A new report prepared by California Foundation for Fiscal Responsibility President Marcia Fritz for San Diego Councilman Carl DeMaio details many of the City of San Diego’s public employee pension excesses and calls for reforms to the system. Among the City’s pension outrages:
- Some pensioners can draw four retirement allowances at the same time
- Some retirees make more in retirement than the current salaries of employees now doing the same jobs
- City politicians “retiring” as young as age 35
- City politicians “double-dipping” by receiving a taxpayer-funded salary on top of a city pension.
From the press release issued by Councilmember DeMaio’s office:
City Councilmember Carl DeMaio joined the same pension expert who revealed the excessive pension payouts in the City of Bell to release a report documenting excessive pension payouts to retired city employees in the City of San Diego. DeMaio also released a comprehensive list of pension reforms to end abusive payouts at taxpayers’ expense.
“I was shocked by what I discovered in the City of Bell and am shocked by what I discovered in the City of San Diego. San Diego is just like Bell — only bigger in terms of the total collective cost to taxpayers from these outrageous pension allowances,” said Marcia Fritz, a pension expert with the California Foundation for Fiscal Responsibility.
“These outrageous pension payouts in city government must end,” commented DeMaio. “Before taxpayers are asked to put more of their hard-earned money into this city government, we must enact fundamental reforms to the city’s unaffordable pension system.”
A slide show on the report can be accessed here. Among the findings of the report:
· Getting Four Retirement Checks at Once: Some city retirees are able to receive four separate retirement benefits — including the defined benefit allowance, DROP annuity payments, SPSP 401(k)-style payouts, and preservation of benefits payouts.
· Earning Almost Double in Retirement than While Working for the City: Several city retirees clearly earn considerably more in retirement than those currently working for the City of San Diego. In one case, the city’s former head librarian receives $227,249 as an annual retirement allowance — versus the $139,680 budgeted amount for the current head librarian working for the city.
Worse than that, the $227,249 does not include payouts this former city librarian would receive from another city-funded retirement program known as the Supplemental Pension Savings Program — where the city has matched up to 6% of many city employees’ salaries for decades.
· Six Figure Pension Payouts: The report found a long list of city retirees earning six-figure pension payments — with the top pension payout hitting a whopping $299,103 — a figure that also does not include payouts under the SPSP retirement program.
· Millions in Total Payouts: Fritz estimated the long-term payouts for the top pensioners in the City of San Diego — showing each is expected to receive between $5 million to $8 million in pension benefits. The top 10 pensioners combined are expected to receive a whopping $ 61 million dollars combined.

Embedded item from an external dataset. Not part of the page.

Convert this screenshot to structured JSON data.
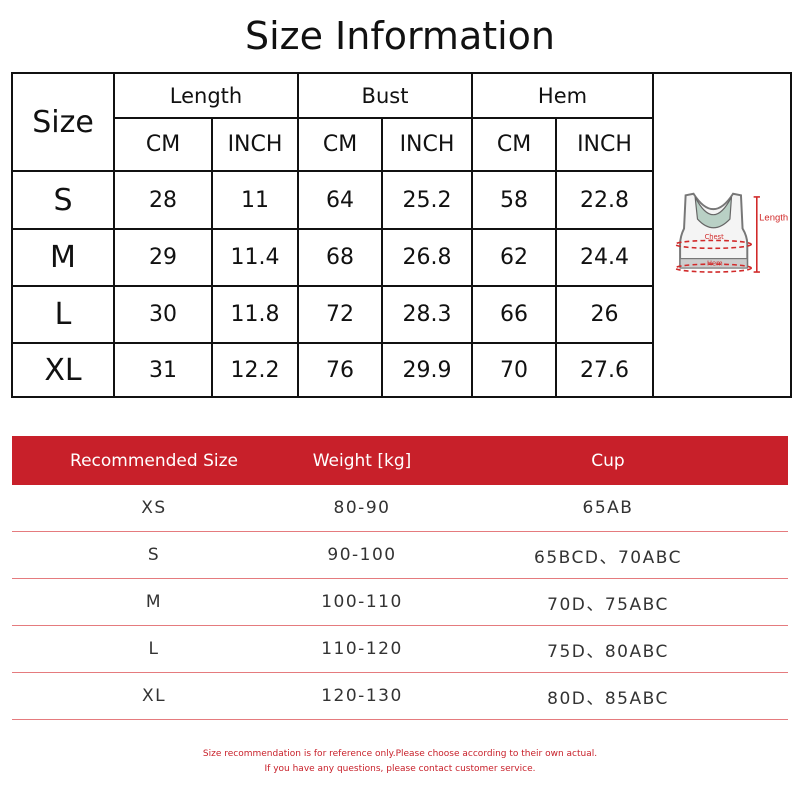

· Million Dollar Lump-Sum Payouts: Several city retirees have accumulated million-dollar cash balances under the DROP program, which they can receive as a cash payout or as an annuity payment — all in addition to their annual six-figure pension allowances.

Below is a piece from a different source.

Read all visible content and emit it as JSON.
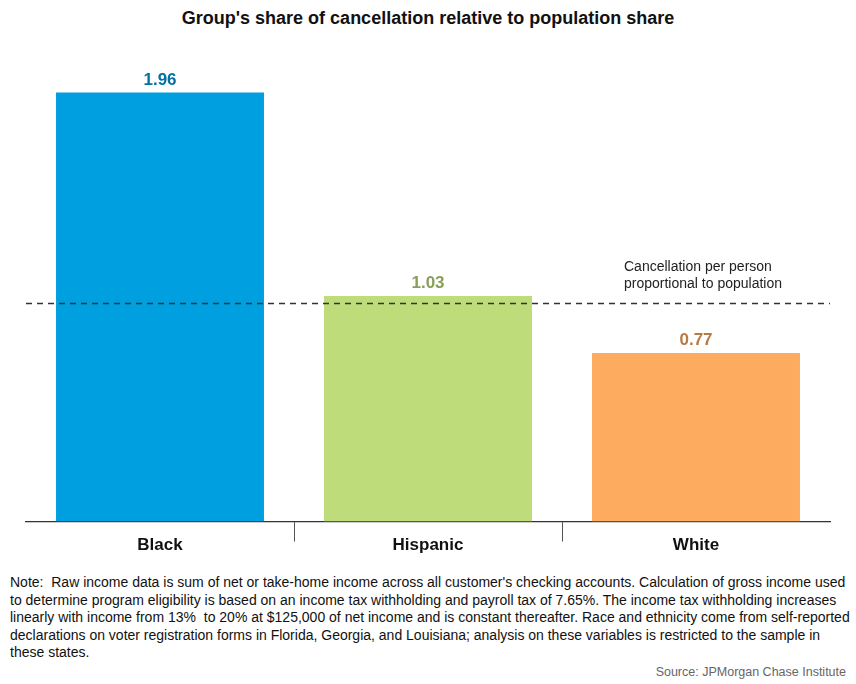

· Cash To Dash: The report revealed that a significant number of city retirees live outside of the State of California and outside the City of San Diego. In fact, only 38% of retirees live in the City of San Diego.
· “Early Risers Club:” The report found city politicians receiving retirement allowances at absurdly young ages. One ex-politician started receiving a pension check at age 35, another at age 39, while three others began collecting pension checks while in their forties.
· “Double-Dip Club”: The report also found several former city politicians receiving, or in line to receive, taxpayer-funded salaries on top of their city pension.
[. . .]
DeMaio used the report to highlight the need for comprehensive pension reforms before any new revenues are consumed by the pension system. DeMaio urged the Mayor and City Council to lead by example through reforming their own pension benefits immediately.
“The city politicians should act immediately by paying a full equal share for the cost of their pension benefits — and future politicians should simply receive a strict 401(k)-style defined contribution system,” proposed DeMaio. “Politicians should not be receiving a massive taxpayer subsidy for these lavish benefits — and they certainly should not be voting on their own pensions.”
DeMaio also offered a list of recommended pension reforms (see page 3 of the press release), including:
End Supplemental Pension Savings Program (SPSP) pension contributions
Eliminate the subsidy for politicians’ pensions
Eliminate employee pension “offsets,” in which the city (i.e., taxpayers) picks up the employee’s share of pension contributions in addition to the city’s contributions
Enact higher employee contribution rates
Cap total employee compensation (salary plus benefits) per city classification.